Differentiation in PyTorch

In this lab, you will learn the basics of tensor operations on 2D tensors.
Author

Juma Shafara

Published

September 1, 2023

Modified

July 30, 2024

Photo by DATAIDEA

Objective

Table of Contents

In this lab, you will learn the basics of differentiation.

Estimated Time Needed: 25 min


Preparation

The following are the libraries we are going to use for this lab.

# These are the libraries will be useing for this lab.

import torch 
import matplotlib.pylab as plt

Derivatives

Let us create the tensor x and set the parameter requires_grad to true because you are going to take the derivative of the tensor.

# Create a tensor x

x = torch.tensor(2.0, requires_grad = True)
print("The tensor x: ", x)
The tensor x:  tensor(2., requires_grad=True)

Then let us create a tensor according to the equation \(y=x^2\).

# Create a tensor y according to y = x^2

y = x ** 2
print("The result of y = x^2: ", y)
The result of y = x^2:  tensor(4., grad_fn=<PowBackward0>)

Then let us take the derivative with respect x at x = 2

# Take the derivative. Try to print out the derivative at the value x = 2

y.backward()
print("The dervative at x = 2: ", x.grad)
The dervative at x = 2:  tensor(4.)

The preceding lines perform the following operation:

\(\frac{\mathrm{dy(x)}}{\mathrm{dx}}=2x\)

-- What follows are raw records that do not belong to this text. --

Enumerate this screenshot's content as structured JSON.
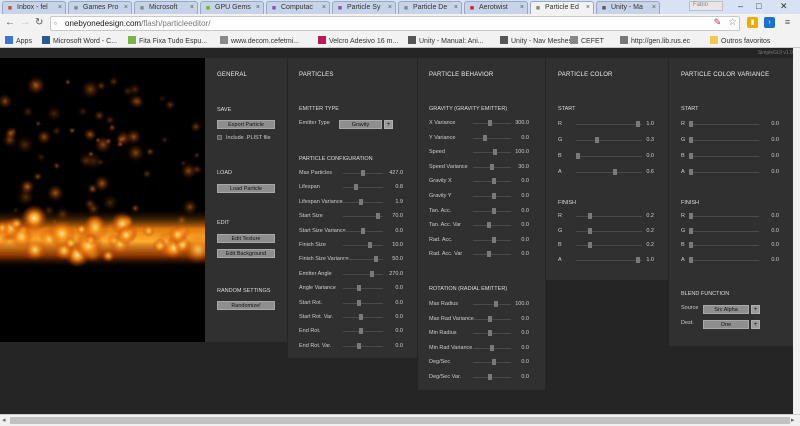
{
  "tabs": [
    {
      "label": "Inbox - fel",
      "icon": "gmail-icon",
      "color": "#d44638"
    },
    {
      "label": "Games Pro",
      "icon": "doc-icon",
      "color": "#888888"
    },
    {
      "label": "Microsoft",
      "icon": "doc-icon",
      "color": "#888888"
    },
    {
      "label": "GPU Gems",
      "icon": "nvidia-icon",
      "color": "#76b900"
    },
    {
      "label": "Computac",
      "icon": "wiki-icon",
      "color": "#8a4fb0"
    },
    {
      "label": "Particle Sy",
      "icon": "wiki-icon",
      "color": "#8a4fb0"
    },
    {
      "label": "Particle De",
      "icon": "doc-icon",
      "color": "#888888"
    },
    {
      "label": "Aerotwist",
      "icon": "aerotwist-icon",
      "color": "#cc2222"
    },
    {
      "label": "Particle Ed",
      "icon": "doc-icon",
      "color": "#888888"
    },
    {
      "label": "Unity - Ma",
      "icon": "unity-icon",
      "color": "#555555"
    }
  ],
  "window": {
    "profile": "Fabio",
    "minimize": "–",
    "maximize": "□",
    "close": "✕"
  },
  "address": {
    "host": "onebyonedesign.com",
    "path": "/flash/particleeditor/"
  },
  "bookmarks": [
    {
      "label": "Apps",
      "icon": "apps-icon",
      "color": "#3b73d8"
    },
    {
      "label": "Microsoft Word - C...",
      "icon": "word-icon",
      "color": "#2b5797"
    },
    {
      "label": "Fita Fixa Tudo Espu...",
      "icon": "folder-icon",
      "color": "#7cb342"
    },
    {
      "label": "www.decom.cefetmi...",
      "icon": "doc-icon",
      "color": "#888888"
    },
    {
      "label": "Velcro Adesivo 16 m...",
      "icon": "ml-icon",
      "color": "#c2185b"
    },
    {
      "label": "Unity - Manual: Ani...",
      "icon": "unity-icon",
      "color": "#555555"
    },
    {
      "label": "Unity - Nav Meshes",
      "icon": "unity-icon",
      "color": "#555555"
    },
    {
      "label": "CEFET",
      "icon": "doc-icon",
      "color": "#888888"
    },
    {
      "label": "http://gen.lib.rus.ec",
      "icon": "globe-icon",
      "color": "#777777"
    },
    {
      "label": "Outros favoritos",
      "icon": "folder-icon",
      "color": "#f2c94c"
    }
  ],
  "app": {
    "version": "SimpleGUI v1.0.2",
    "general": {
      "title": "GENERAL",
      "save_title": "SAVE",
      "export_label": "Export Particle",
      "include_plist": "Include .PLIST file",
      "load_title": "LOAD",
      "load_label": "Load Particle",
      "edit_title": "EDIT",
      "edit_texture": "Edit Texture",
      "edit_background": "Edit Background",
      "random_title": "RANDOM SETTINGS",
      "randomize": "Randomize!"
    },
    "particles": {
      "title": "PARTICLES",
      "emitter_type_title": "EMITTER TYPE",
      "emitter_type_label": "Emitter Type",
      "emitter_type_value": "Gravity",
      "config_title": "PARTICLE CONFIGURATION",
      "rows": [
        {
          "label": "Max Particles",
          "value": "427.0",
          "pos": 0.5
        },
        {
          "label": "Lifespan",
          "value": "0.8",
          "pos": 0.3
        },
        {
          "label": "Lifespan Variance",
          "value": "1.9",
          "pos": 0.45
        },
        {
          "label": "Start Size",
          "value": "70.0",
          "pos": 0.92
        },
        {
          "label": "Start Size Variance",
          "value": "0.0",
          "pos": 0.5
        },
        {
          "label": "Finish Size",
          "value": "10.0",
          "pos": 0.7
        },
        {
          "label": "Finish Size Variance",
          "value": "50.0",
          "pos": 0.85
        },
        {
          "label": "Emitter Angle",
          "value": "270.0",
          "pos": 0.75
        },
        {
          "label": "Angle Variance",
          "value": "0.0",
          "pos": 0.4
        },
        {
          "label": "Start Rot.",
          "value": "0.0",
          "pos": 0.4
        },
        {
          "label": "Start Rot. Var.",
          "value": "0.0",
          "pos": 0.45
        },
        {
          "label": "End Rot.",
          "value": "0.0",
          "pos": 0.45
        },
        {
          "label": "End Rot. Var.",
          "value": "0.0",
          "pos": 0.38
        }
      ]
    },
    "behavior": {
      "title": "PARTICLE BEHAVIOR",
      "gravity_title": "GRAVITY (GRAVITY EMITTER)",
      "gravity_rows": [
        {
          "label": "X Variance",
          "value": "300.0",
          "pos": 0.45
        },
        {
          "label": "Y Variance",
          "value": "0.0",
          "pos": 0.3
        },
        {
          "label": "Speed",
          "value": "100.0",
          "pos": 0.6
        },
        {
          "label": "Speed Variance",
          "value": "30.0",
          "pos": 0.5
        },
        {
          "label": "Gravity X",
          "value": "0.0",
          "pos": 0.55
        },
        {
          "label": "Gravity Y",
          "value": "0.0",
          "pos": 0.55
        },
        {
          "label": "Tan. Acc.",
          "value": "0.0",
          "pos": 0.55
        },
        {
          "label": "Tan. Acc. Var",
          "value": "0.0",
          "pos": 0.4
        },
        {
          "label": "Rad. Acc.",
          "value": "0.0",
          "pos": 0.55
        },
        {
          "label": "Rad. Acc. Var",
          "value": "0.0",
          "pos": 0.4
        }
      ],
      "rotation_title": "ROTATION (RADIAL EMITTER)",
      "rotation_rows": [
        {
          "label": "Max Radius",
          "value": "100.0",
          "pos": 0.62
        },
        {
          "label": "Max Rad Variance",
          "value": "0.0",
          "pos": 0.45
        },
        {
          "label": "Min Radius",
          "value": "0.0",
          "pos": 0.45
        },
        {
          "label": "Min Rad Variance",
          "value": "0.0",
          "pos": 0.5
        },
        {
          "label": "Deg/Sec",
          "value": "0.0",
          "pos": 0.55
        },
        {
          "label": "Deg/Sec Var.",
          "value": "0.0",
          "pos": 0.45
        }
      ]
    },
    "color": {
      "title": "PARTICLE COLOR",
      "start_title": "START",
      "start_rows": [
        {
          "label": "R",
          "value": "1.0",
          "pos": 0.97
        },
        {
          "label": "G",
          "value": "0.3",
          "pos": 0.3
        },
        {
          "label": "B",
          "value": "0.0",
          "pos": 0.0
        },
        {
          "label": "A",
          "value": "0.6",
          "pos": 0.6
        }
      ],
      "finish_title": "FINISH",
      "finish_rows": [
        {
          "label": "R",
          "value": "0.2",
          "pos": 0.2
        },
        {
          "label": "G",
          "value": "0.2",
          "pos": 0.2
        },
        {
          "label": "B",
          "value": "0.2",
          "pos": 0.2
        },
        {
          "label": "A",
          "value": "1.0",
          "pos": 0.97
        }
      ]
    },
    "variance": {
      "title": "PARTICLE COLOR VARIANCE",
      "start_title": "START",
      "start_rows": [
        {
          "label": "R",
          "value": "0.0",
          "pos": 0.0
        },
        {
          "label": "G",
          "value": "0.0",
          "pos": 0.0
        },
        {
          "label": "B",
          "value": "0.0",
          "pos": 0.0
        },
        {
          "label": "A",
          "value": "0.0",
          "pos": 0.0
        }
      ],
      "finish_title": "FINISH",
      "finish_rows": [
        {
          "label": "R",
          "value": "0.0",
          "pos": 0.0
        },
        {
          "label": "G",
          "value": "0.0",
          "pos": 0.0
        },
        {
          "label": "B",
          "value": "0.0",
          "pos": 0.0
        },
        {
          "label": "A",
          "value": "0.0",
          "pos": 0.0
        }
      ],
      "blend_title": "BLEND FUNCTION",
      "source_label": "Source",
      "source_value": "Src Alpha",
      "dest_label": "Dest.",
      "dest_value": "One"
    }
  }
}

\(\frac{\mathrm{dy(x=2)}}{\mathrm{dx}}=2(2)=4\)

print('data:',x.data)
print('grad_fn:',x.grad_fn)
print('grad:',x.grad)
print("is_leaf:",x.is_leaf)
print("requires_grad:",x.requires_grad)
data: tensor(2.)
grad_fn: None
grad: tensor(4.)
is_leaf: True
requires_grad: True
print('data:',y.data)
print('grad_fn:',y.grad_fn)
print('grad:',y.grad)
print("is_leaf:",y.is_leaf)
print("requires_grad:",y.requires_grad)
data: tensor(4.)
grad_fn: <PowBackward0 object at 0x7873c29f8070>
grad: None
is_leaf: False
requires_grad: True
/tmp/ipykernel_17856/1355624623.py:3: UserWarning: The .grad attribute of a Tensor that is not a leaf Tensor is being accessed. Its .grad attribute won't be populated during autograd.backward(). If you indeed want the .grad field to be populated for a non-leaf Tensor, use .retain_grad() on the non-leaf Tensor. If you access the non-leaf Tensor by mistake, make sure you access the leaf Tensor instead. See github.com/pytorch/pytorch/pull/30531 for more informations. (Triggered internally at aten/src/ATen/core/TensorBody.h:489.)
  print('grad:',y.grad)

Let us try to calculate the derivative for a more complicated function.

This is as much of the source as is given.